Provavelmente para o meu azar e definitivamente para a sorte de minha mãe, eu não entrei na febre consumista gerada pelo sucesso das Tartarugas Ninja. Mesmo tendo nascido em plenos anos 1990, o grupo de répteis ninjas nunca me despertou grande fascínio ou curiosidade. Estava ocupado demais cuidando de meus Pokémons e assistindo religiosamente aos episódios do infindável Dragon Ball Z. Hoje, por mais que eu fosse desinteressado pelas aventuras reptilianas na infância, não consigo negar a audácia e espírito empreendedor de Kevin Eastman e Peter Laird.

O primeiro longa concebido na produção de Michael Bay após a compra da Nickelodeon sobre os direitos autorais do grupo ninja se aproximava do tom mais sombrio idealizado por seus corajosos criadores. Mesmo apostando em um público diferente, o filme foi um sucesso de bilheteria. Agora, a sequência abandona esses ares mais densos e aposta na pegada mais leve oferecida pelo seriado animado de 1987.

Com a prisão de Destruidor, as tartarugas mutantes Raphael, Michelangelo, Leonardo e Donatello aproveitam a vida noturna de Manhattan – ainda que escondidos no anonimato. Porém, logo esse período de tranquilidade é suspenso. O invasor alienígena Krang libertou Destruidor de seu encarceramento para que ele auxilie na construção do portal para a Dimensão X a fim de transportam sua máquina de guerra suprema para dominar o mundo. Além disso, os brutamontes geneticamente modificados, Rocksteady e Bebop, tornarão tudo ainda mais complicado.

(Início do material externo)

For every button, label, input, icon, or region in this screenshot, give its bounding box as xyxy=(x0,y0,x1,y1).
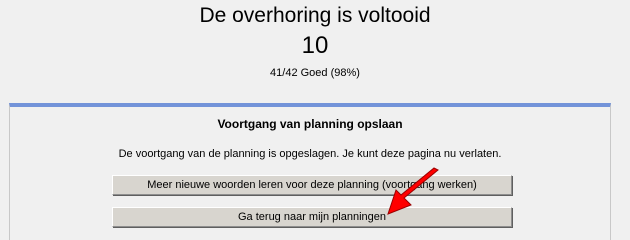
panel-title: Voortgang van planning opslaan xyxy=(217,117,403,131)
result-score: 10 xyxy=(301,32,329,59)
save-progress-panel: Voortgang van planning opslaan De voortg… xyxy=(9,103,611,240)
result-summary: 41/42 Goed (98%) xyxy=(270,67,360,79)
back-to-plannings-button[interactable]: Ga terug naar mijn planningen xyxy=(112,207,512,227)
result-title: De overhoring is voltooid xyxy=(199,4,431,27)
learn-more-words-button[interactable]: Meer nieuwe woorden leren voor deze plan… xyxy=(112,175,512,195)
panel-message: De voortgang van de planning is opgeslag… xyxy=(118,148,502,160)
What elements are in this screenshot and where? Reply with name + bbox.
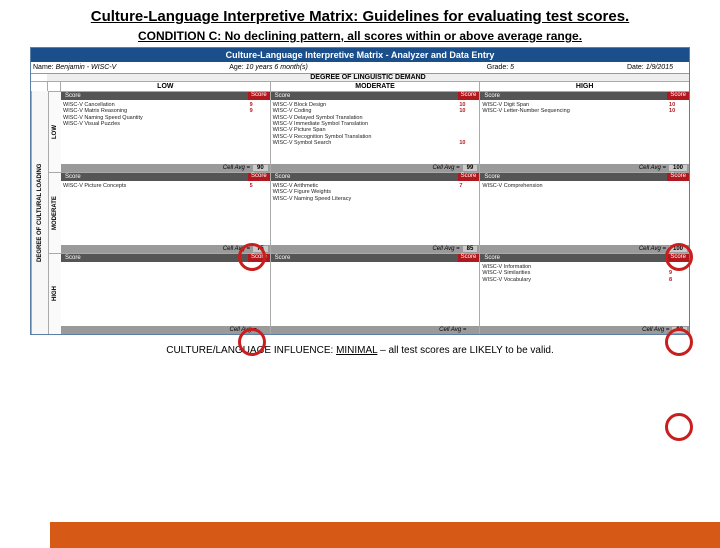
- cell-low-high: Score Score WISC-V Digit Span10WISC-V Let…: [480, 92, 689, 172]
- score-heading: Score: [667, 92, 689, 100]
- name-value: Benjamin - WISC-V: [56, 64, 117, 71]
- score-heading: Score: [65, 174, 81, 180]
- col-low: LOW: [61, 82, 271, 91]
- age-label: Age:: [229, 64, 243, 71]
- cultural-loading-axis: DEGREE OF CULTURAL LOADING: [31, 91, 48, 334]
- tests-high-high: WISC-V InformationWISC-V Similarities9WI…: [480, 262, 689, 326]
- footer-conclusion: CULTURE/LANGUAGE INFLUENCE: MINIMAL – al…: [40, 345, 680, 356]
- page-title: Culture-Language Interpretive Matrix: Gu…: [40, 8, 680, 25]
- cell-low-low: Score Score WISC-V Cancellation9WISC-V Ma…: [61, 92, 271, 172]
- avg-label: Cell Avg =: [639, 165, 666, 171]
- name-label: Name:: [33, 64, 54, 71]
- linguistic-demand-header: DEGREE OF LINGUISTIC DEMAND: [31, 74, 689, 82]
- matrix-banner: Culture-Language Interpretive Matrix - A…: [31, 48, 689, 62]
- demand-title: DEGREE OF LINGUISTIC DEMAND: [47, 74, 689, 81]
- avg-label: Cell Avg =: [229, 327, 256, 333]
- tests-low-high: WISC-V Digit Span10WISC-V Letter-Number …: [480, 100, 689, 164]
- date-value: 1/9/2015: [646, 64, 673, 71]
- col-mod: MODERATE: [271, 82, 481, 91]
- subject-header: Name: Benjamin - WISC-V Age: 10 years 6 …: [31, 62, 689, 74]
- avg-label: Cell Avg =: [432, 246, 459, 252]
- grade-value: 5: [510, 64, 514, 71]
- cell-high-high: Score Score WISC-V InformationWISC-V Simi…: [480, 254, 689, 334]
- score-heading: Score: [65, 255, 81, 261]
- grade-label: Grade:: [487, 64, 508, 71]
- row-mod-label: MODERATE: [48, 173, 61, 253]
- score-heading: Score: [484, 174, 500, 180]
- cell-mod-low: Score Score WISC-V Picture Concepts5 Cell…: [61, 173, 271, 253]
- score-heading: Score: [275, 93, 291, 99]
- row-mod: MODERATE Score Score WISC-V Picture Conce…: [48, 172, 689, 253]
- row-high-label: HIGH: [48, 254, 61, 334]
- columns-header: LOW MODERATE HIGH: [31, 82, 689, 91]
- tests-mod-low: WISC-V Picture Concepts5: [61, 181, 270, 245]
- cell-mod-high: Score Score WISC-V Comprehension Cell Avg…: [480, 173, 689, 253]
- avg-mod-high: 100: [669, 246, 687, 252]
- matrix-container: Culture-Language Interpretive Matrix - A…: [30, 47, 690, 335]
- cell-high-low: Score Score Cell Avg =: [61, 254, 271, 334]
- footer-level: MINIMAL: [336, 345, 377, 356]
- row-low: LOW Score Score WISC-V Cancellation9WISC-…: [48, 91, 689, 172]
- footer-suffix: – all test scores are LIKELY to be valid…: [377, 345, 553, 356]
- condition-subtitle: CONDITION C: No declining pattern, all s…: [40, 29, 680, 43]
- score-heading: Score: [248, 92, 270, 100]
- avg-label: Cell Avg =: [223, 165, 250, 171]
- row-low-label: LOW: [48, 92, 61, 172]
- date-label: Date:: [627, 64, 644, 71]
- score-heading: Score: [667, 254, 689, 262]
- col-high: HIGH: [480, 82, 689, 91]
- avg-label: Cell Avg =: [439, 327, 466, 333]
- cell-high-mod: Score Score Cell Avg =: [271, 254, 481, 334]
- avg-high-high: 93: [672, 327, 687, 333]
- footer-prefix: CULTURE/LANGUAGE INFLUENCE:: [166, 345, 336, 356]
- score-heading: Score: [458, 254, 480, 262]
- matrix-body: DEGREE OF CULTURAL LOADING LOW ScoreScor…: [31, 91, 689, 334]
- score-heading: Score: [458, 173, 480, 181]
- cell-low-mod: Score Score WISC-V Block Design10WISC-V C…: [271, 92, 481, 172]
- age-value: 10 years 6 month(s): [246, 64, 308, 71]
- score-heading: Score: [248, 254, 270, 262]
- avg-label: Cell Avg =: [642, 327, 669, 333]
- bottom-accent-bar: [50, 522, 720, 548]
- avg-label: Cell Avg =: [639, 246, 666, 252]
- tests-low-mod: WISC-V Block Design10WISC-V Coding10WISC…: [271, 100, 480, 164]
- score-heading: Score: [65, 93, 81, 99]
- tests-mod-high: WISC-V Comprehension: [480, 181, 689, 245]
- tests-low-low: WISC-V Cancellation9WISC-V Matrix Reason…: [61, 100, 270, 164]
- score-heading: Score: [275, 174, 291, 180]
- highlight-circle: [665, 413, 693, 441]
- score-heading: Score: [458, 92, 480, 100]
- row-high: HIGH Score Score Cell Avg = Score Score Ce…: [48, 253, 689, 334]
- avg-low-high: 100: [669, 165, 687, 171]
- avg-label: Cell Avg =: [432, 165, 459, 171]
- tests-mod-mod: WISC-V Arithmetic7WISC-V Figure WeightsW…: [271, 181, 480, 245]
- avg-low-low: 90: [253, 165, 268, 171]
- avg-mod-low: 75: [253, 246, 268, 252]
- score-heading: Score: [484, 93, 500, 99]
- score-heading: Score: [248, 173, 270, 181]
- score-heading: Score: [667, 173, 689, 181]
- matrix-grid: LOW Score Score WISC-V Cancellation9WISC-…: [48, 91, 689, 334]
- tests-high-mod: [271, 262, 480, 326]
- avg-label: Cell Avg =: [223, 246, 250, 252]
- score-heading: Score: [484, 255, 500, 261]
- tests-high-low: [61, 262, 270, 326]
- cell-mod-mod: Score Score WISC-V Arithmetic7WISC-V Figu…: [271, 173, 481, 253]
- avg-low-mod: 99: [463, 165, 478, 171]
- score-heading: Score: [275, 255, 291, 261]
- avg-mod-mod: 85: [463, 246, 478, 252]
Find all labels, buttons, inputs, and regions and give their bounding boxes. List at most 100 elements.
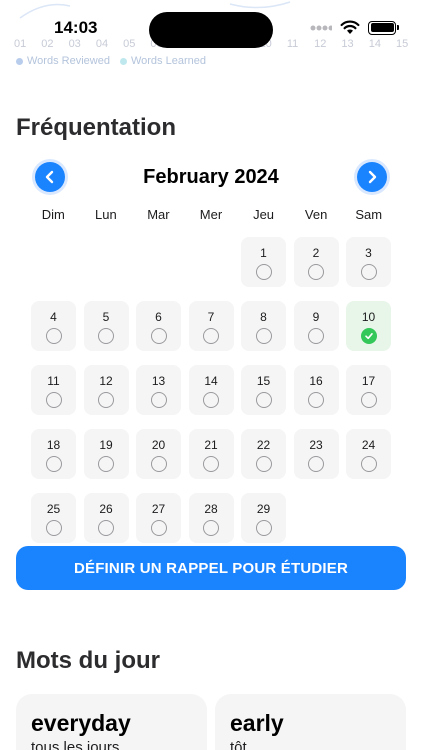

Appelbaum e Nemec retornam com um roteiro menos deplorável do que apresentaram anteriormente. Aliás já é ótimo deixar claro que Fora das Sombras é um avanço em relação ao As Tartarugas Ninja de 2014 – porém isso não salva o novo trabalho dos recorrentes erros da dupla atrapalhada. Agora visando um público mais infantil, os autores parecem não se preocupar em oferecer boas soluções para os inúmeros problemas que criam visando inserir reviravoltas para injetar vida ao filme. Para reparar na “qualidade” dessas resoluções segue um exemplo: Casey intima um bartender a fornecer um GPS para localizar Bebop e Rocksteady. Como ele não colabora com seu pedido, Casey passa a destruir o bar até que ele ceda o dispositivo. Inacreditavelmente, o plano do vigilante dá certo. Ao longo do filme, outras soluções mais absurdas, fáceis, de cunho deus ex machina estão presentes.

Essas escolhas são dúbias demais por três motivos: tudo é muito previsível, tudo é muito clichê e tudo é muito preguiçoso. Isso atinge diretamente o trabalho com os novos personagens – principalmente Casey Jones, já que Bebop e Rocksteady sempre foram personagens de alívio cômico com desenvolvimento pífio até mesmo no seriado animado. A dupla mutante de capangas cumpre bem o seu propósito ainda que os roteiristas recorram, ocasionalmente, a piadas sem graça, escatologia e pouca ou nenhuma variedade de linhas de diálogo para os criminosos.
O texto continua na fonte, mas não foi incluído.